Cuando el card. Zen viajó a Roma y regresó con un auto nuevo


Nos quedó sonando el episodio que en la entrada inmediatamente anterior narró el card. Joseph Zen de una audiencia privada que en su reciente estadía en Roma le concedió Francisco, durante la cual el cardenal pedía ayuda para la —verdadera— Iglesia china y obtuvo unas consoladoras y reconfortantes palabras del Pontífice como respuesta. Nos referimos a este pasaje de su relato:

La pregunta más importante que le puse al Santo Padre (que estaba citada también en la carta) era si había tenido tiempo de “estudiar el caso” (como había prometido a Mons. Savio Hon). No obstante el peligro de ser acusado de romper la confidencialidad, decidí de deciros cuánto su Santidad dijo: “Sí, les dije a ellos (sus colaboradores en la Santa Sede) que ¡no creen otro caso Mindszenty”! Yo estaba allá en presencia del Santo padre, en representación de mis hermanos chinos que sufren. Sus palabras deberían ser bien entendidas como una consolación y un aliento más para ellos como para mí.

Y mucho nos tememos que esta es una situación parecida a la de aquel empleado de la arquidiócesis de Buenos Aires en tiempos del entonces cardenal Bergoglio, cuando éste último dio orden de echarlo, el subalterno de turno obedeció echándolo, el afectado decidió pedir audiencia al cardenal, le comentó el caso, el cardenal se mostró extrañado, explicándole que era una situación que estaba fuera de su control.
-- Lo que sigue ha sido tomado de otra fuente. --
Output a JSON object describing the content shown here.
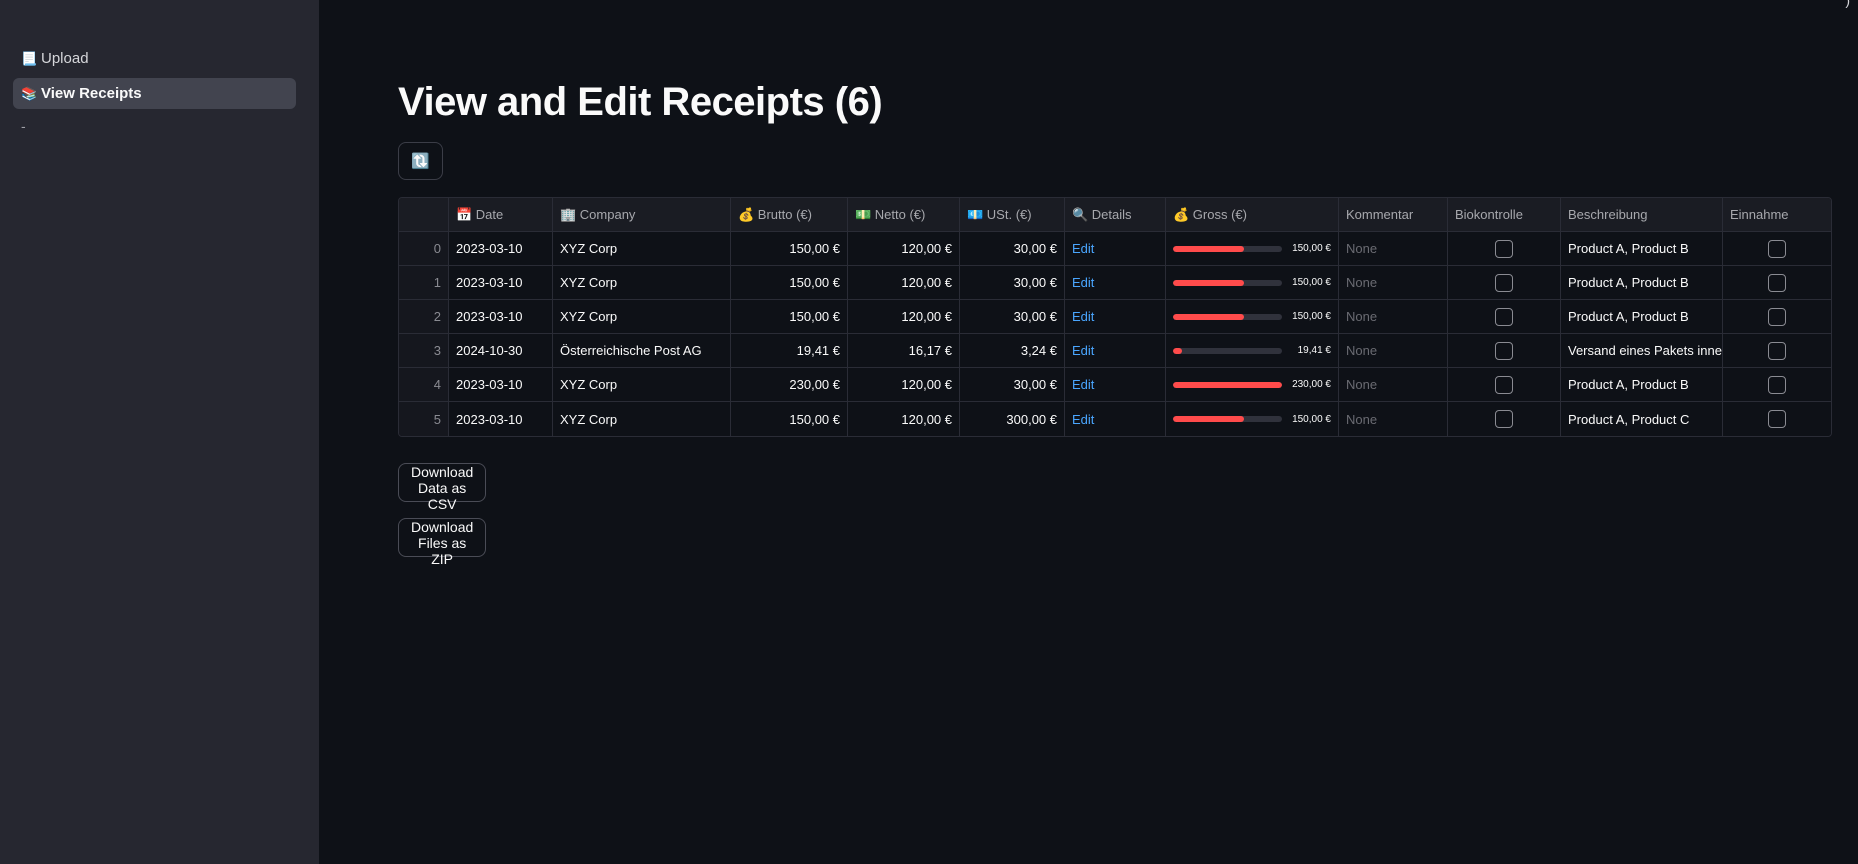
{
  "sidebar": {
    "items": [
      {
        "icon": "📃",
        "label": "Upload",
        "active": false
      },
      {
        "icon": "📚",
        "label": "View Receipts",
        "active": true
      }
    ],
    "separator": "-"
  },
  "corner_text": "ʼ)",
  "main": {
    "title": "View and Edit Receipts (6)",
    "refresh_icon": "🔃",
    "table": {
      "columns": [
        "",
        "📅 Date",
        "🏢 Company",
        "💰 Brutto (€)",
        "💵 Netto (€)",
        "💶 USt. (€)",
        "🔍 Details",
        "💰 Gross (€)",
        "Kommentar",
        "Biokontrolle",
        "Beschreibung",
        "Einnahme"
      ],
      "gross_max": 230,
      "rows": [
        {
          "idx": "0",
          "date": "2023-03-10",
          "company": "XYZ Corp",
          "brutto": "150,00 €",
          "netto": "120,00 €",
          "ust": "30,00 €",
          "details": "Edit",
          "gross": 150,
          "gross_label": "150,00 €",
          "kommentar": "None",
          "beschreibung": "Product A, Product B"
        },
        {
          "idx": "1",
          "date": "2023-03-10",
          "company": "XYZ Corp",
          "brutto": "150,00 €",
          "netto": "120,00 €",
          "ust": "30,00 €",
          "details": "Edit",
          "gross": 150,
          "gross_label": "150,00 €",
          "kommentar": "None",
          "beschreibung": "Product A, Product B"
        },
        {
          "idx": "2",
          "date": "2023-03-10",
          "company": "XYZ Corp",
          "brutto": "150,00 €",
          "netto": "120,00 €",
          "ust": "30,00 €",
          "details": "Edit",
          "gross": 150,
          "gross_label": "150,00 €",
          "kommentar": "None",
          "beschreibung": "Product A, Product B"
        },
        {
          "idx": "3",
          "date": "2024-10-30",
          "company": "Österreichische Post AG",
          "brutto": "19,41 €",
          "netto": "16,17 €",
          "ust": "3,24 €",
          "details": "Edit",
          "gross": 19.41,
          "gross_label": "19,41 €",
          "kommentar": "None",
          "beschreibung": "Versand eines Pakets inner"
        },
        {
          "idx": "4",
          "date": "2023-03-10",
          "company": "XYZ Corp",
          "brutto": "230,00 €",
          "netto": "120,00 €",
          "ust": "30,00 €",
          "details": "Edit",
          "gross": 230,
          "gross_label": "230,00 €",
          "kommentar": "None",
          "beschreibung": "Product A, Product B"
        },
        {
          "idx": "5",
          "date": "2023-03-10",
          "company": "XYZ Corp",
          "brutto": "150,00 €",
          "netto": "120,00 €",
          "ust": "300,00 €",
          "details": "Edit",
          "gross": 150,
          "gross_label": "150,00 €",
          "kommentar": "None",
          "beschreibung": "Product A, Product C"
        }
      ]
    },
    "download_csv_label": "Download Data as CSV",
    "download_zip_label": "Download Files as ZIP"
  },
  "colors": {
    "background": "#0e1117",
    "sidebar": "#262730",
    "accent": "#ff4b4b",
    "link": "#4aa6ff"
  }
}
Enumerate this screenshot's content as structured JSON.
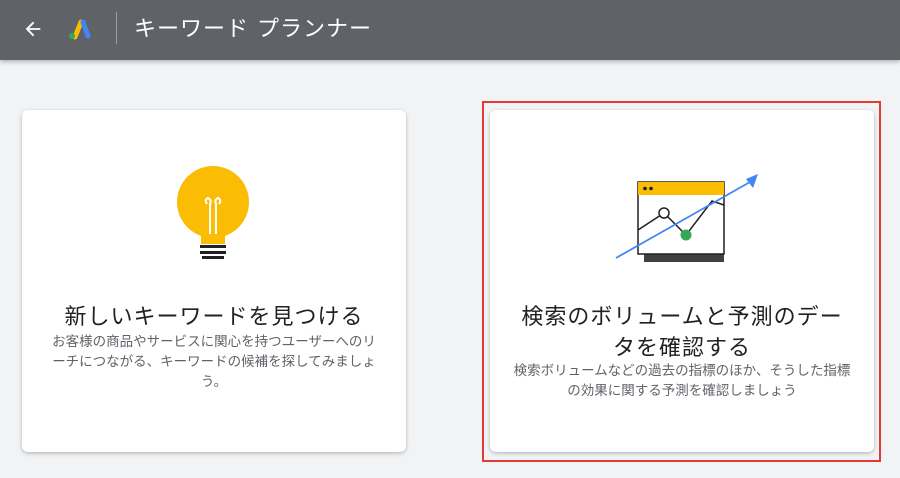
{
  "header": {
    "title": "キーワード プランナー",
    "background": "#5f6368"
  },
  "cards": [
    {
      "title": "新しいキーワードを見つける",
      "description": "お客様の商品やサービスに関心を持つユーザーへのリーチにつながる、キーワードの候補を探してみましょう。",
      "icon": "lightbulb-icon"
    },
    {
      "title": "検索のボリュームと予測のデータを確認する",
      "description": "検索ボリュームなどの過去の指標のほか、そうした指標の効果に関する予測を確認しましょう",
      "icon": "forecast-chart-icon"
    }
  ],
  "colors": {
    "accent_yellow": "#fbbc04",
    "accent_blue": "#4285f4",
    "accent_green": "#34a853",
    "highlight_border": "#e53935"
  }
}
Total, y para no alargar, el empleado efectivamente fue echado, pero salió con un auto nuevo como premio de consolación.

Este es el relato como lo reconstruye Omar Bello en su libro “El Verdadero Francisco. Intimidad, psicología, grandezas, secretos y dudas del Papa argentino. Por el filósofo que más lo conoce”, primera edición, capítulo 3, págs. 36 y 37, Buenos Aires, Ediciones Noticias, 2013.

—¡Hay que echarlo ya! —reclamó Bergoglio levantando la voz. Las paredes temblaron. —¡Ni un día más puede estar acá este tipo! ¿Entendieron?
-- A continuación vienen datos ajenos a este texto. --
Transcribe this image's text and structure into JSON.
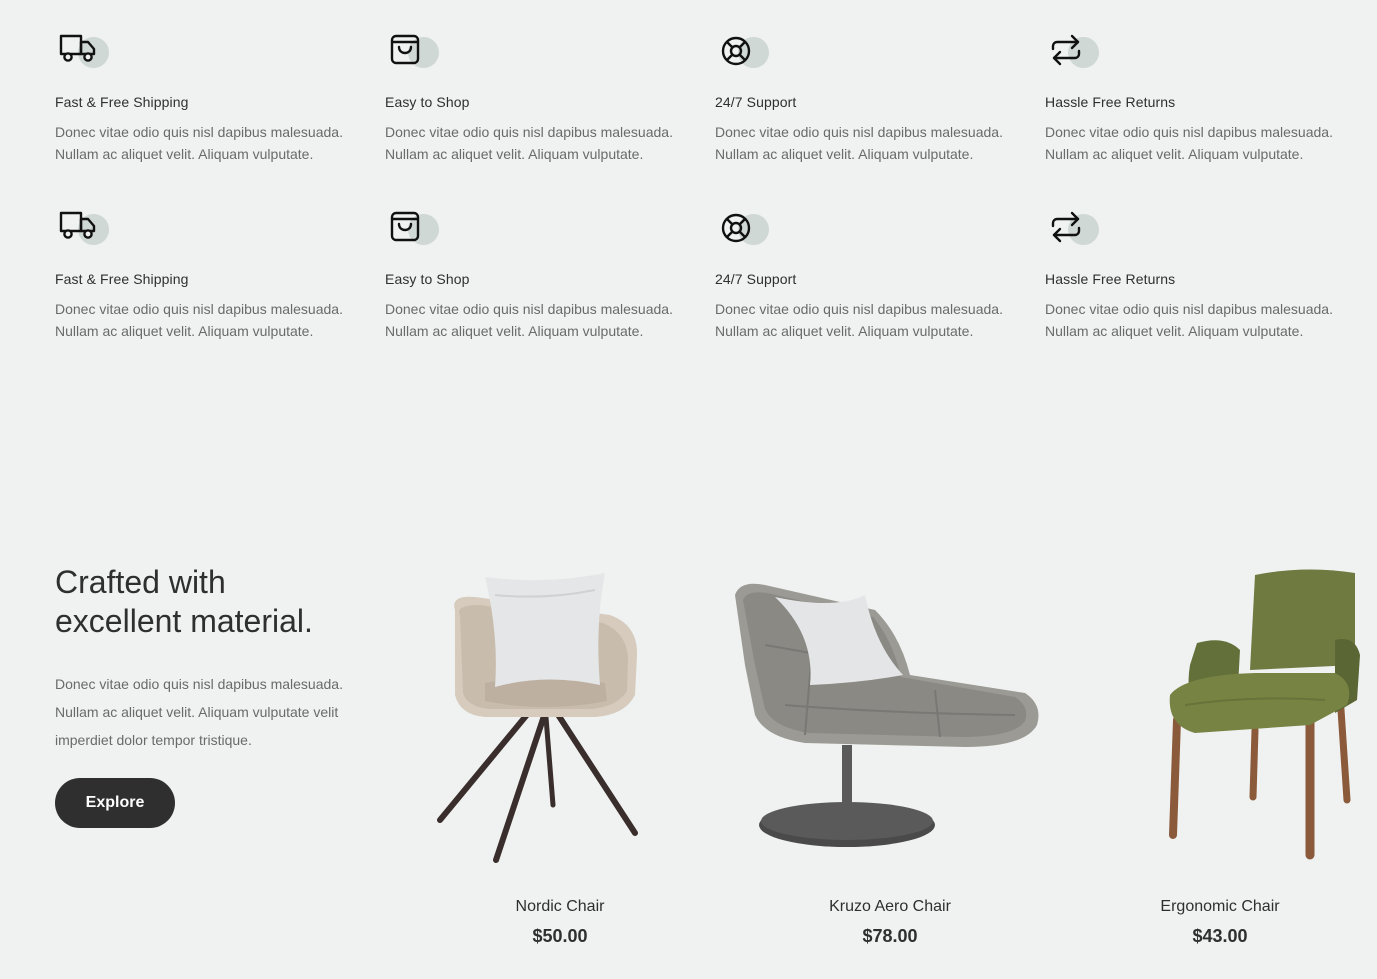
{
  "features": [
    {
      "icon": "truck-icon",
      "title": "Fast & Free Shipping",
      "text": "Donec vitae odio quis nisl dapibus malesuada. Nullam ac aliquet velit. Aliquam vulputate."
    },
    {
      "icon": "bag-icon",
      "title": "Easy to Shop",
      "text": "Donec vitae odio quis nisl dapibus malesuada. Nullam ac aliquet velit. Aliquam vulputate."
    },
    {
      "icon": "support-icon",
      "title": "24/7 Support",
      "text": "Donec vitae odio quis nisl dapibus malesuada. Nullam ac aliquet velit. Aliquam vulputate."
    },
    {
      "icon": "returns-icon",
      "title": "Hassle Free Returns",
      "text": "Donec vitae odio quis nisl dapibus malesuada. Nullam ac aliquet velit. Aliquam vulputate."
    },
    {
      "icon": "truck-icon",
      "title": "Fast & Free Shipping",
      "text": "Donec vitae odio quis nisl dapibus malesuada. Nullam ac aliquet velit. Aliquam vulputate."
    },
    {
      "icon": "bag-icon",
      "title": "Easy to Shop",
      "text": "Donec vitae odio quis nisl dapibus malesuada. Nullam ac aliquet velit. Aliquam vulputate."
    },
    {
      "icon": "support-icon",
      "title": "24/7 Support",
      "text": "Donec vitae odio quis nisl dapibus malesuada. Nullam ac aliquet velit. Aliquam vulputate."
    },
    {
      "icon": "returns-icon",
      "title": "Hassle Free Returns",
      "text": "Donec vitae odio quis nisl dapibus malesuada. Nullam ac aliquet velit. Aliquam vulputate."
    }
  ],
  "crafted": {
    "title_line1": "Crafted with",
    "title_line2": "excellent material.",
    "text": "Donec vitae odio quis nisl dapibus malesuada. Nullam ac aliquet velit. Aliquam vulputate velit imperdiet dolor tempor tristique.",
    "button_label": "Explore"
  },
  "products": [
    {
      "name": "Nordic Chair",
      "price": "$50.00",
      "image": "nordic-chair"
    },
    {
      "name": "Kruzo Aero Chair",
      "price": "$78.00",
      "image": "kruzo-aero-chair"
    },
    {
      "name": "Ergonomic Chair",
      "price": "$43.00",
      "image": "ergonomic-chair"
    }
  ],
  "colors": {
    "background": "#eff2f1",
    "icon_circle": "#cfd8d4",
    "button": "#2f2f2f",
    "text_dark": "#2f2f2f",
    "text_muted": "#6a6a6a"
  }
}
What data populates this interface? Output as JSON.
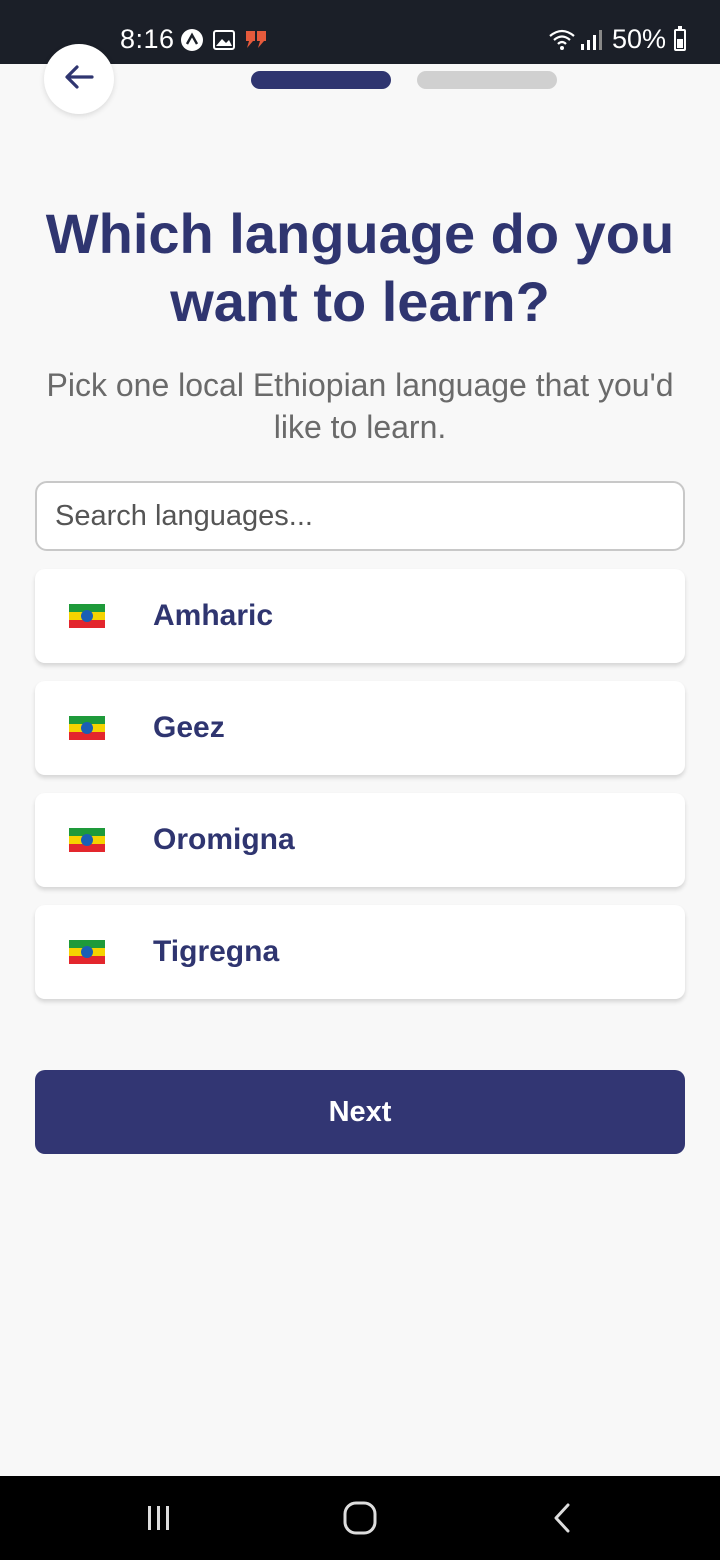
{
  "status_bar": {
    "time": "8:16",
    "battery_text": "50%",
    "battery_level": 0.5,
    "icons_left": [
      "app-icon",
      "gallery-icon",
      "quote-icon"
    ],
    "icons_right": [
      "wifi-icon",
      "signal-icon",
      "battery-icon"
    ]
  },
  "header": {
    "back_icon": "arrow-left-icon",
    "progress": {
      "current_step": 1,
      "total_steps": 2
    }
  },
  "main": {
    "title": "Which language do you want to learn?",
    "subtitle": "Pick one local Ethiopian language that you'd like to learn.",
    "search": {
      "placeholder": "Search languages...",
      "value": ""
    },
    "languages": [
      {
        "label": "Amharic",
        "flag": "ethiopia-flag-icon"
      },
      {
        "label": "Geez",
        "flag": "ethiopia-flag-icon"
      },
      {
        "label": "Oromigna",
        "flag": "ethiopia-flag-icon"
      },
      {
        "label": "Tigregna",
        "flag": "ethiopia-flag-icon"
      }
    ],
    "next_label": "Next"
  },
  "nav_bar": {
    "icons": [
      "recent-apps-icon",
      "home-icon",
      "back-nav-icon"
    ]
  },
  "colors": {
    "primary": "#323673",
    "text_primary": "#2f3570",
    "text_secondary": "#6a6a6a",
    "background": "#f8f8f8",
    "progress_inactive": "#d0d0d0"
  }
}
Se refería a un empleado de la Curia que, según se dice comúnmente, se le había metido entre ceja y ceja.

—Me lo echa enseguida. ¿Entendido?

—Pero va a querer hablar con usted... —replicó uno de los ecónomos.

—Dije que lo eche ya. ¿En qué idioma hablo?
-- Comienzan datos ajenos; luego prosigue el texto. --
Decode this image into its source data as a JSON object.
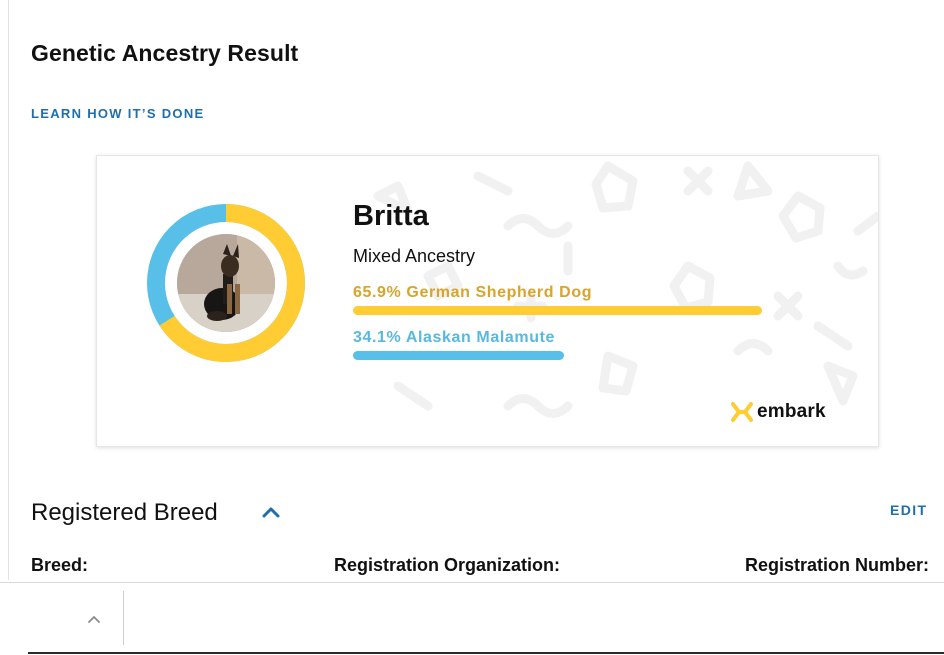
{
  "page": {
    "title": "Genetic Ancestry Result",
    "learn_link": "LEARN HOW IT’S DONE"
  },
  "result_card": {
    "dog_name": "Britta",
    "ancestry_type": "Mixed Ancestry",
    "breeds": [
      {
        "label": "65.9% German Shepherd Dog",
        "percent": 65.9,
        "color": "#ffcc33",
        "text_color": "#d8a52a"
      },
      {
        "label": "34.1% Alaskan Malamute",
        "percent": 34.1,
        "color": "#58c0e8",
        "text_color": "#58b9e0"
      }
    ],
    "logo_text": "embark",
    "logo_color": "#ffcc33"
  },
  "registered_breed": {
    "title": "Registered Breed",
    "edit_label": "EDIT",
    "fields": {
      "breed": "Breed:",
      "organization": "Registration Organization:",
      "number": "Registration Number:"
    }
  },
  "colors": {
    "accent_link": "#1f6fae"
  }
}
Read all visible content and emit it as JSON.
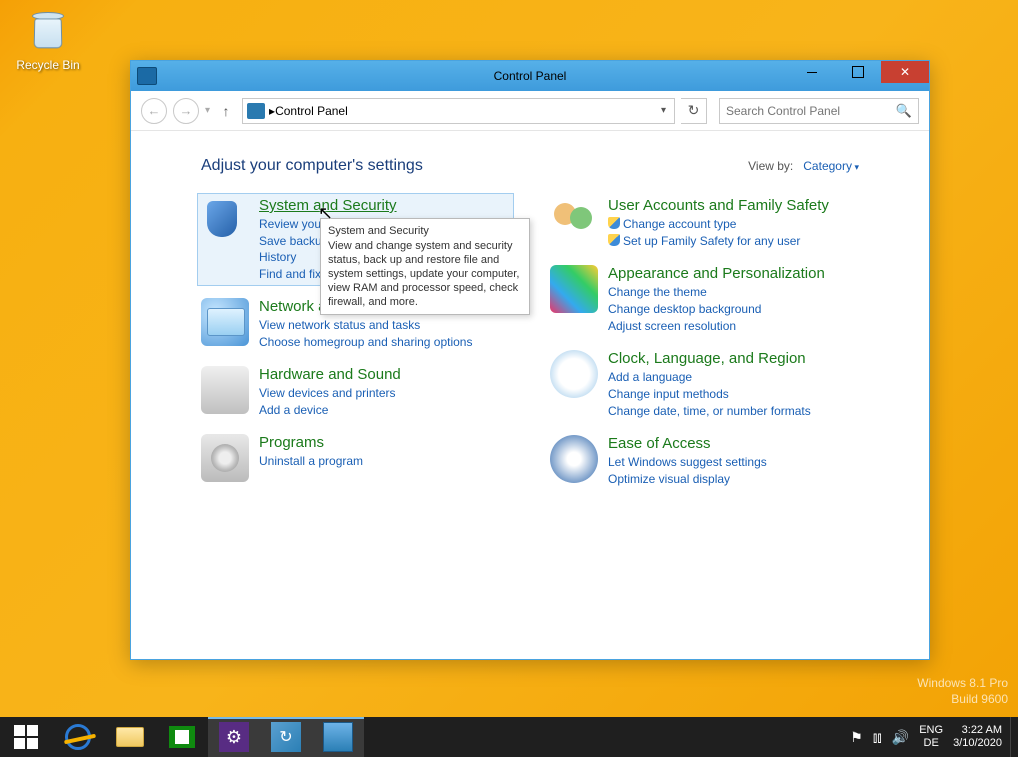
{
  "desktop": {
    "recycle_bin": "Recycle Bin"
  },
  "watermark": {
    "line1": "Windows 8.1 Pro",
    "line2": "Build 9600"
  },
  "window": {
    "title": "Control Panel",
    "breadcrumb": "Control Panel",
    "search_placeholder": "Search Control Panel"
  },
  "header": {
    "title": "Adjust your computer's settings",
    "viewby_label": "View by:",
    "viewby_value": "Category"
  },
  "tooltip": {
    "title": "System and Security",
    "body": "View and change system and security status, back up and restore file and system settings, update your computer, view RAM and processor speed, check firewall, and more."
  },
  "cats": {
    "left": [
      {
        "id": "system-security",
        "title": "System and Security",
        "links": [
          "Review your computer's status",
          "Save backup copies of your files with File History",
          "Find and fix problems"
        ]
      },
      {
        "id": "network-internet",
        "title": "Network and Internet",
        "links": [
          "View network status and tasks",
          "Choose homegroup and sharing options"
        ]
      },
      {
        "id": "hardware-sound",
        "title": "Hardware and Sound",
        "links": [
          "View devices and printers",
          "Add a device"
        ]
      },
      {
        "id": "programs",
        "title": "Programs",
        "links": [
          "Uninstall a program"
        ]
      }
    ],
    "right": [
      {
        "id": "user-accounts",
        "title": "User Accounts and Family Safety",
        "links": [
          "Change account type",
          "Set up Family Safety for any user"
        ],
        "shield": [
          0,
          1
        ]
      },
      {
        "id": "appearance",
        "title": "Appearance and Personalization",
        "links": [
          "Change the theme",
          "Change desktop background",
          "Adjust screen resolution"
        ]
      },
      {
        "id": "clock-region",
        "title": "Clock, Language, and Region",
        "links": [
          "Add a language",
          "Change input methods",
          "Change date, time, or number formats"
        ]
      },
      {
        "id": "ease-access",
        "title": "Ease of Access",
        "links": [
          "Let Windows suggest settings",
          "Optimize visual display"
        ]
      }
    ]
  },
  "tray": {
    "lang1": "ENG",
    "lang2": "DE",
    "time": "3:22 AM",
    "date": "3/10/2020"
  }
}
—Está bien, monseñor... Lo echamos enseguida.

"Promover para remover" es uno de los lemas no escritos más respetado de la Iglesia. Suena extraño pero alguien que se porta mal puede terminar en un puesto mejor, eso sí, muy alejado del lugar original donde cometió el pecado. Claro que a pesar del lema a veces es necesario echar gente, y en esos casos Bergoglio tampoco abandona sus mañas. Ya echado, el empleado en cuestión pidió una audiencia con el cardenal y se la concedió rápido, sin hacer preguntas.

—Pero yo no sabía nada, hijo. Me sorprendés... —aseguró el actual Papa cuando el "echado" le narró sus cuitas.

—¿Por qué te echaron? ¿Quién fue?

El hombre salió de las oficinas cardenalicias sin trabajo pero con un auto cero kilómetro de regalo, creyendo que Francisco era un santo empujado por circunstancias ajenas a su control, dominado por una caterva de asistentes maliciosos. La historia de ese despido es repetida hasta por los encargados de seguridad de la Curia porteña.

Lo que estamos diciendo sin ambajes es que el card. Zen de su viaje a Roma salió como el empleado de la curia porteña de aquel entonces: Sin obtener lo que buscaba, pero con un auto nuevo.

En la nota que ha hecho la agencia Associated Press, o sea, la que muchos medios seculares están incluyendo en sus sitios de internet y los periódicos incluirán en sus ediciones impresas, pintan al card. Zen como “oponente a la apertura de Francisco a China”, y dicen que con respecto a lo narrado por el card. Zen hoy en su blog, relanzado por AsiaNews, “el portavoz vaticano, Greg Burke, declinó comentar, o confirmar o negar el reporte de AsiaNews”.